There are people involved in the Memphis music scene who do things simply because they need to be done. Robin Pack and Kyle Johnson are those types of people. No one asked them to start live streaming and archiving concerts in Memphis, but you'd be hard-pressed to attend a big local show in Memphis and not see Kyle, Robin, and their dedicated crew running sound, streaming the concert, or both.
Since starting their variety show two years ago, some of the biggest names in local music have played their studio (the Oblivians, Grifters, Gringos), with each iconic performance streamed live and then archived for music fans across the globe to enjoy. We caught up with Rocket Science Audio co-founder Robin Pack to get a little bit of the backstory of his company and to learn more about what the Midtown recording studio has planned for its 20th episode.
Flyer: First off, can you talk about how the variety show has evolved since it started two years ago?
Robin Pack: When we first started the variety show we didn't have any pre-recorded segments or skits. The idea was to just have live music and that's it. When we started introducing the skits and different pre-recorded segments, people didn't really know how to respond to it, I guess because they were under the impression that they were only going to be seeing live music. It got to be so awkward that we decided to cut down on the comedian segments and focus more on the music. But since we needed to fill up time, we started making our own clips and segments to throw in there too. It's a variety show, so we try to include everything from puppet shows to magicians, and the segments have evolved into people talking about there jobs, which is very similar to the kind of small talk that goes on at local shows.
So the segments are almost like an extension of meeting people at a local show?

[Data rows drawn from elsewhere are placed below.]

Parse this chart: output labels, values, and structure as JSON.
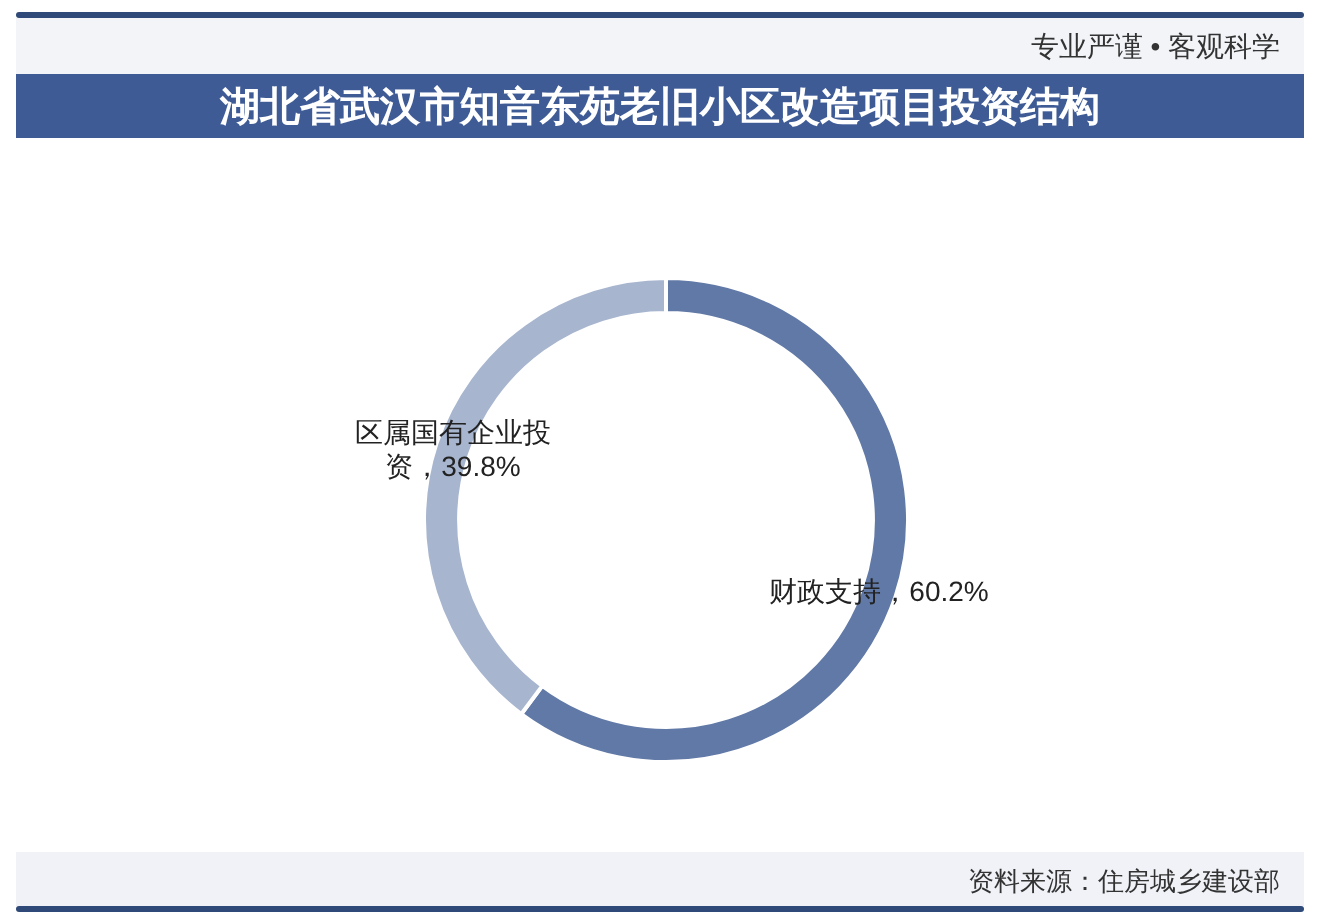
{
  "chart_data": {
    "type": "donut",
    "title": "湖北省武汉市知音东苑老旧小区改造项目投资结构",
    "categories": [
      "财政支持",
      "区属国有企业投资"
    ],
    "values": [
      60.2,
      39.8
    ],
    "colors": [
      "#6179a6",
      "#a7b5cf"
    ],
    "value_labels": [
      "，60.2%",
      "，39.8%"
    ],
    "annotations": [
      "专业严谨 • 客观科学",
      "资料来源：住房城乡建设部"
    ]
  }
}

Yeah, exactly. I mean, inevitably everyone ends up talking about work when you are at a show and waiting for the next band to play. The idea for those segments is just to give someone a few beers and let them talk, and we usually get some pretty good footage out of it.
You guys have been on a short break after doing the variety show almost every month for the past two years. What do you have planned for your 20th episode?

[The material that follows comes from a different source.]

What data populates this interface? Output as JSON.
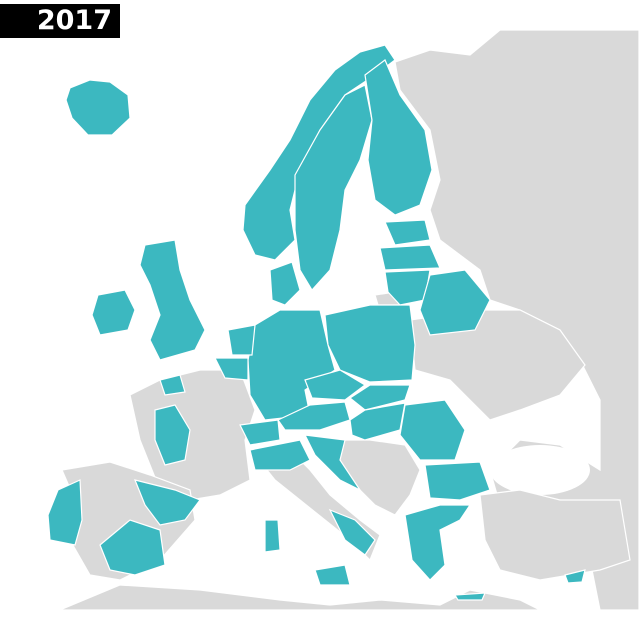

We are constantly trying to do new stuff with the show, and having Mancontrol here will be really fun because we've never had a band like them play our space. It's basically become ADD theater at this point, and we are still trying to book bands that would otherwise never play together. The goal moving forward is to expose every part of the Memphis music scene fairly, even if a band isn't our particular cup of tea. Everyone making music in Memphis deserves to be put out there. We've been talking about trying to have a one-man band show, and instead of having the traditional two bands we'd have four or five one-man bands. We also want to bring more out-of-town bands in. We've done that a little bit, but I would like to get a lot more touring bands through.
Who is on the 20th episode?
Nots is playing, and they are a band we've wanted to get on here for a long time. They've been touring so much lately that it's been hard to get them nailed down. We were hoping to get them in last month but because of South By Southwest it just didn't work out. They are a band that we've been excited about for a long time, so we are stoked that they are playing. We've done some stuff for them before like transferring stuff from a cassette tape and making tracks digital, but they put on an amazing performance that I think people will be excited to see.
I think this show also does a good job of showing how incestuous the Memphis music scene is, as well. Bill Curry [local drummer] has been on this show three times in three different bands, and Dave Shouse from Mancontrol has also played the show with his other band the Grifters. It's also important to recognize the comedians that come through because they are really important to what we do here. The whole point of a variety show is to expose people to a bunch of different stuff, so I always tell people that if they don't like something that's on, just wait five minutes and something completely different will be on camera. Comedians have been assaulted by full beer cans here. They've had to put up with a lot, but it's important for them to have another venue where they can come and perform.
How does Rocket Science Audio compare to local podcasts and streaming services that focus on Memphis music?
One of the comedians who will be coming on the 20th anniversary show is Gil Worth, who also runs the popular OAM podcasts. The only real difference I guess is that our stuff is always 100 percent live. We don't go back and edit anything, and that gives you a very authentic feel. There are places that do live streaming like Ditty TV, but they aren't a recording studio. We are trying to do something that hasn't been done in Memphis, and that means there will be a lot of trial and error. We are always trying to do one more thing.